Bitcoin’s primary value comes from two things. First, unlike other cryptoassets, BTC is truly decentralized. Second, its scarcity, with a maximum supply of 21 million coins.

However, Bitcoin ETFs increase the supply of Bitcoin by selling paper Bitcoin. Investors do not need to hold any BTC directly. Increased supply dilutes the value of the coin.

“So regardless of whether the goal is to manipulate the underlying asset, it certainly happens to some extent,” according to Ben Sharon, founder and CEO of tokenized gold platform Illumishare.

It’s not all gloom and doom with Bitcoin futures contracts. Andrew Weiner, vice president of the Asian crypto exchange MEXC, explained that the so-called paper Bitcoin deals with the skepticism of people who know little about cryptocurrencies.

“The emergence of more and more paper Bitcoin shows that the compliance and maturity of BTC has been highly recognized by the market,” Weiner told BeInCrypto by email.

“This not only accelerates the entry of traditional institutional investors and other traditional traders, but also increases the confidence of crypto users. Paper Bitcoin will introduce funds from the traditional financial world, which is expected to boost BTC to a new height.”

Serhii Zhdanov, CEO of the EXMO exchange, shares Weiner’s view. Zhdanov made a list of benefits supposedly derived from Bitcoin ETFs. It includes diversification, “flexible risk management, an opportunity to hedge positions and institutional capital injection.”

“The idea behind paper Bitcoin can hardly be called manipulative since it rather serves the development of the sector as a full participant in the financial industry,” Zhdanov said in detail.

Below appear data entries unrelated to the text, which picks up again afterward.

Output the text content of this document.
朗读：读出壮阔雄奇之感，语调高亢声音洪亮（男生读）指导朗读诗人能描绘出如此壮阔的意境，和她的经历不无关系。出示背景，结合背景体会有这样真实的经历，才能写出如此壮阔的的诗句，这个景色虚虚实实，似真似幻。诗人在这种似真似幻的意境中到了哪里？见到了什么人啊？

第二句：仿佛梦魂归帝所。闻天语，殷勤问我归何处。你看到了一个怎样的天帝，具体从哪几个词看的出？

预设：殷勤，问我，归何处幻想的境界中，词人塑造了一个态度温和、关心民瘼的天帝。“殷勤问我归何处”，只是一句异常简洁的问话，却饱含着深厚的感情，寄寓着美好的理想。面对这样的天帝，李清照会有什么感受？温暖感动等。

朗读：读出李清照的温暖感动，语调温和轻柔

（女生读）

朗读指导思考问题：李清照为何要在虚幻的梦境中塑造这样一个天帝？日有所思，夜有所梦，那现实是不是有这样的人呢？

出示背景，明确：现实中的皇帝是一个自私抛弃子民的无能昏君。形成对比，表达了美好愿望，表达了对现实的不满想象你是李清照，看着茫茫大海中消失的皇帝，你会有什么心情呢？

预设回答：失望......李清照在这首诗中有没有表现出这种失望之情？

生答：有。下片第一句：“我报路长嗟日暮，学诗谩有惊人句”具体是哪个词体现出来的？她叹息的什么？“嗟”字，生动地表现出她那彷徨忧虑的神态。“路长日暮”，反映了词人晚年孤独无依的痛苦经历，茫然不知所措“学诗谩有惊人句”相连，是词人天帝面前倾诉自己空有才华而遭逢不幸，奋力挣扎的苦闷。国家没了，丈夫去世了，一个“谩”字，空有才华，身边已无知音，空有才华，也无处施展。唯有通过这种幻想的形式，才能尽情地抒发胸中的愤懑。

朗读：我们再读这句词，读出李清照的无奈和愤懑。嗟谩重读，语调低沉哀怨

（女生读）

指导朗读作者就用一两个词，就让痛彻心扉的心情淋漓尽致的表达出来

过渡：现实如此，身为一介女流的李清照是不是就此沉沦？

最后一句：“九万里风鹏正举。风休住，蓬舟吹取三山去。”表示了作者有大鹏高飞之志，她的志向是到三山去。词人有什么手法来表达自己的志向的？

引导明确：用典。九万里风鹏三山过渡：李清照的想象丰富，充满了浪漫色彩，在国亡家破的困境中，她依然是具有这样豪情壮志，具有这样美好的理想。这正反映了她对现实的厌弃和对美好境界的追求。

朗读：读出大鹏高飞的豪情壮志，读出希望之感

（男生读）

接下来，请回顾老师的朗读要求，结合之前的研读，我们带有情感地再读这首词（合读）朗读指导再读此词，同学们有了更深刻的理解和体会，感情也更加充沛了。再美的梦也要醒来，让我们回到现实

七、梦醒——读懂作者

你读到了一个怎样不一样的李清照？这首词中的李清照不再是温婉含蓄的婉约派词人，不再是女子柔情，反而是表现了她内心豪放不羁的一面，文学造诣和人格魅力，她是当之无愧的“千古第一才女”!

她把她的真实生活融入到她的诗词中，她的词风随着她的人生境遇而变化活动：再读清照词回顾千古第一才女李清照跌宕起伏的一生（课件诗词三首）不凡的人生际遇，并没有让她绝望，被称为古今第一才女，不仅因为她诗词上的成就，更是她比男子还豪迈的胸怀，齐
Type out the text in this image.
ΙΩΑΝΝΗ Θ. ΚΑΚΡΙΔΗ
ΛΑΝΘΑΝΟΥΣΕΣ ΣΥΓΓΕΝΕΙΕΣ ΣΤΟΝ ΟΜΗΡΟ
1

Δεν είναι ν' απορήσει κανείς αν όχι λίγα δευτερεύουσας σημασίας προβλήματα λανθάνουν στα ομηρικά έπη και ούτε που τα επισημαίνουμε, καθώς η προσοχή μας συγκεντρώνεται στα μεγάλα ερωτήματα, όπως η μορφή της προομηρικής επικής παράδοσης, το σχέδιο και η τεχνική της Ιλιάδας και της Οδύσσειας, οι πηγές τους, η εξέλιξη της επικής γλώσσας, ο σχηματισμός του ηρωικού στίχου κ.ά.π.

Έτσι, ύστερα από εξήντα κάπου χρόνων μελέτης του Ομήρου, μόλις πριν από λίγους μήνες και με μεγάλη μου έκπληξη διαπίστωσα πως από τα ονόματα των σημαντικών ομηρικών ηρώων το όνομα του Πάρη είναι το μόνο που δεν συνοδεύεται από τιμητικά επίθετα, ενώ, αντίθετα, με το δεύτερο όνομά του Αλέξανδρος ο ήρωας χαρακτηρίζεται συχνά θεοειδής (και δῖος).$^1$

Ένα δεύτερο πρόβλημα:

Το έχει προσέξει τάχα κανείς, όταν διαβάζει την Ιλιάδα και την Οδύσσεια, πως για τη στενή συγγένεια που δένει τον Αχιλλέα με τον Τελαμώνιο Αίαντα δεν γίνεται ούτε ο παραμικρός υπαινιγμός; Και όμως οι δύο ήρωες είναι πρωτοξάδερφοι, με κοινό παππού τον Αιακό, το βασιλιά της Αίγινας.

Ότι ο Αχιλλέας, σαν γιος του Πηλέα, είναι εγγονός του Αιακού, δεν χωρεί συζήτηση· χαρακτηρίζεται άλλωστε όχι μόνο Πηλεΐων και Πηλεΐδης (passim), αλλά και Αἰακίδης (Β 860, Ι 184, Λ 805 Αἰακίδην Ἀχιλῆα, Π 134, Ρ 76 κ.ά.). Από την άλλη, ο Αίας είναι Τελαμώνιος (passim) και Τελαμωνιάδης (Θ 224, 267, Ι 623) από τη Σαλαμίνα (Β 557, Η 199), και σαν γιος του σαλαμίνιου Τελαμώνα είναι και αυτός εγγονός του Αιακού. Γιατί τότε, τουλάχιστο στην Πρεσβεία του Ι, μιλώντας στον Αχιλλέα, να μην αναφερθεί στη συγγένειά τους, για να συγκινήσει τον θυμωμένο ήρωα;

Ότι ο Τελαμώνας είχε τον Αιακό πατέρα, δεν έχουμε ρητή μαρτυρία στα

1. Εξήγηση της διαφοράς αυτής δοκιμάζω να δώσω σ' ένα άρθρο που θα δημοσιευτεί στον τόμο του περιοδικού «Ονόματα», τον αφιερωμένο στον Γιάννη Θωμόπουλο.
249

“The advantages of such an asset outweigh the disadvantages. But it is necessary to fundamentally evaluate the fund or exchange that issues such assets that no one wants to lose money.”

Zhdanov said that if managed well, paper Bitcoin could work in the same way as paper gold, oil, silver and copper, among other commodities. He said that Bitcoin ETFs would have a positive effect on BTC prices due to increased participation by institutions.

Bitcoin BTC Dominance BTCD

Decentralization threat

A Bitcoin futures ETF could be good for mainstream adoption. However, it could go “against the decentralized ethos that BTC stands for.”

There are concerns that BTC is being “captured” by hedge funds and big banks, which could end up manipulating the price.

“BTC as a decentralized bearer is the key. Imagine if all Bitcoin was held as an ETF in the custody of one provider,” Willy Woo said last year.

“This provider can now change the convertibility ratio, later delink it as a new fiat. This happened with gold when we were on the monetary gold standard.”

SEC Chairman Gary Gensler has previously expressed support for Bitcoin futures exchange-traded funds that “provide substantial investor protection,” as set forth under the Investments Company Act of 1940.

But the full benefit of the idea will be seen when there is better stability in the market. Experts say that this particularly applies to political events that affect the market and economic dynamics.